Absa Bank Kenya has increasingly found itself at the center of criticism as fraud cases within the banking sector continue to grow. Digital banking has made transactions easier, but it has also exposed many customers to new risks, leaving them vulnerable to cybercriminals who exploit loopholes in security systems.

Reports show that Absa recovered 227 million shillings from fraud in the last financial year but still lost 255 million, an indication that scammers remain one step ahead.

These figures are alarming because they reveal the scale of money being siphoned from customers, often without timely intervention by the bank.

One of the cases that highlighted Absa’s weaknesses involved an elderly woman whose account was drained of nearly 600,000 shillings in just one day.

Despite noticing the withdrawals early and reporting them to the bank immediately, she was told nothing could be done because the money had already been taken. Her family even went to the branch to file a written complaint, but staff refused to accept it as an official report.

This kind of response raises concerns about Absa’s customer protection measures and whether the bank truly prioritizes safeguarding its clients, especially older and less tech-savvy individuals who rely on trust in their institutions.
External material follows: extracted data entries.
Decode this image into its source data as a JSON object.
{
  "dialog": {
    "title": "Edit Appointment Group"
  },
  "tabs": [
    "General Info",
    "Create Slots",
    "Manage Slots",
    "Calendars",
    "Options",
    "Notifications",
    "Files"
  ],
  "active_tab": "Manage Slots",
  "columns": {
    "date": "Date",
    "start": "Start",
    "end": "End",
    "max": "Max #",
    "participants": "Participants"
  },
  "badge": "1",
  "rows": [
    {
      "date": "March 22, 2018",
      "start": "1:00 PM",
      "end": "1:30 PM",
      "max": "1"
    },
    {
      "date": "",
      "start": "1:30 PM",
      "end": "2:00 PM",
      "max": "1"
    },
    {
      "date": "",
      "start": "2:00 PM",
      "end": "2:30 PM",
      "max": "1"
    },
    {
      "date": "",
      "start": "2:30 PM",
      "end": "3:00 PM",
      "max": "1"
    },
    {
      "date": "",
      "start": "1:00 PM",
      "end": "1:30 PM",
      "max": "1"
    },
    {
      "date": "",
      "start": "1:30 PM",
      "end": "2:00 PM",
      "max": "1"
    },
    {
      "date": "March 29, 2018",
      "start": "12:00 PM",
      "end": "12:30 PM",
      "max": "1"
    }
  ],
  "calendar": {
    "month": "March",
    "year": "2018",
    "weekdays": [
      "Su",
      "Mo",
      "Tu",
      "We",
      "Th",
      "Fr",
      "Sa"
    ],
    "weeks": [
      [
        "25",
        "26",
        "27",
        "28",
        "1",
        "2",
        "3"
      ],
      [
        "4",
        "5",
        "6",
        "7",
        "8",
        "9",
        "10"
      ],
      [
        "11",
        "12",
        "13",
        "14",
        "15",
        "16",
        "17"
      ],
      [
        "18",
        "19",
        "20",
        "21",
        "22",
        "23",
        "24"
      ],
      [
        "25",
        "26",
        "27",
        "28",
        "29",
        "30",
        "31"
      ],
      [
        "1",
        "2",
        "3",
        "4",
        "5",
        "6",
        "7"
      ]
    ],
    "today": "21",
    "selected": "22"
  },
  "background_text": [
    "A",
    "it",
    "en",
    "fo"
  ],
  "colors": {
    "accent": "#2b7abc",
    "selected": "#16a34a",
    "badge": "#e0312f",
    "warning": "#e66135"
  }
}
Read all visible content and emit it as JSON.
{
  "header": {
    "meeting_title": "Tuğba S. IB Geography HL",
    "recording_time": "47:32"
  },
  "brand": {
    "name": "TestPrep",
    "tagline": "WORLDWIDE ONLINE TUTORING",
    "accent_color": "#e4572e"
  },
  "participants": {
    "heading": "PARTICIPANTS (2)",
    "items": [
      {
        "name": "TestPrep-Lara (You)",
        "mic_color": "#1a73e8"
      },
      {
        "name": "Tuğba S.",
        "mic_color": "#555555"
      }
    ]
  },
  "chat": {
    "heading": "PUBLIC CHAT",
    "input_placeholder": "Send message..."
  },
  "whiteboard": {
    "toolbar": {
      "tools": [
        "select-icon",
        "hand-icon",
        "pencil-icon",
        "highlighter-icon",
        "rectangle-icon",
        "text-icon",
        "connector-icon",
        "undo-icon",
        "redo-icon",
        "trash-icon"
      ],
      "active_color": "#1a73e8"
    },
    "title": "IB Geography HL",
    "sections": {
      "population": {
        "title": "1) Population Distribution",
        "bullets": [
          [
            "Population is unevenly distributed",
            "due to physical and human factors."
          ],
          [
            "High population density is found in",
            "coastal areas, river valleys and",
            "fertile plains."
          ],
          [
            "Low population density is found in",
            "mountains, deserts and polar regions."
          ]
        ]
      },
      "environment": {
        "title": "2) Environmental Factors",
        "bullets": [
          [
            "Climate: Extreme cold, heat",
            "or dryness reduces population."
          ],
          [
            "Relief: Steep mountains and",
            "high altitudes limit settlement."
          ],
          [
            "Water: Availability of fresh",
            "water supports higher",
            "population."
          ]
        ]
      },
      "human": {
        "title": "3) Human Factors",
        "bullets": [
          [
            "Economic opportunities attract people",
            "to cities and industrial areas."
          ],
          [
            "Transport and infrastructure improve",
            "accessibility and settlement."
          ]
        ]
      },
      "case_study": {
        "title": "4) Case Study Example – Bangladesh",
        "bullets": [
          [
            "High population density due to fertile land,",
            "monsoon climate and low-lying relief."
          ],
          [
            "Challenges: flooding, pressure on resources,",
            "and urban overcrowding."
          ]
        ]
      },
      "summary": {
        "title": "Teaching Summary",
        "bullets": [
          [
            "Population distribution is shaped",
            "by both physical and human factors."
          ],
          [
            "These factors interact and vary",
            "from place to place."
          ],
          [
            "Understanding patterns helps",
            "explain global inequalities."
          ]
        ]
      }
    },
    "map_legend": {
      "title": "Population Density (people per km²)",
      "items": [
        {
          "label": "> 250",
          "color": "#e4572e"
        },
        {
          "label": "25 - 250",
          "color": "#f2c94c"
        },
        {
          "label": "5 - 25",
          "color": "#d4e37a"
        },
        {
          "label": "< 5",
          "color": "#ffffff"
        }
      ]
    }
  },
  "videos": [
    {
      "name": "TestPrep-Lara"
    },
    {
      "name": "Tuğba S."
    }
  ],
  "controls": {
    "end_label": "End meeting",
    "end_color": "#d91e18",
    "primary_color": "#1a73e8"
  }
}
This was not an isolated incident. Earlier this year, another customer lost 40,000 shillings through ATM card fraud after scammers cloned the card. Absa was criticized for its slow response and lack of strong security features to prevent such schemes.

To make matters worse, court records from May 2025 showed a lawsuit filed against Absa over fraudulent transactions, with the customer accusing the bank of failing to detect suspicious activity.

These repeated cases suggest that the institution has not invested enough in fraud prevention systems and continues to leave customers exposed to financial losses.The issue goes beyond individuals and touches on the broader economy.

In Kenya, many people save for years to cover education, healthcare, and family needs. Losing such savings overnight can be devastating. The Eldoret case, for instance, shows how quickly years of hard work can be wiped out, pushing families into financial strain.

Absa has been quick to remind customers not to share PINs or one-time passwords, but this focus on blaming victims rather than improving internal systems has only fueled public frustration.

Kenya’s Central Bank has been urged to impose stricter rules, including mandatory fraud detection systems and guaranteed reimbursements for victims. Experts also recommend better safeguards such as biometric logins, stricter limits for elderly customers, and closer cooperation with telecom companies to block suspicious activity before money is lost.

As more people turn to online banking, the responsibility falls on institutions like Absa to ensure that the platforms they promote are safe.

So far, the evidence points to repeated lapses, delayed responses, and a lack of accountability. Unless stronger measures are put in place, Absa risks losing not only billions in fraud but also the confidence of ordinary Kenyans who depend on the bank to protect their savings.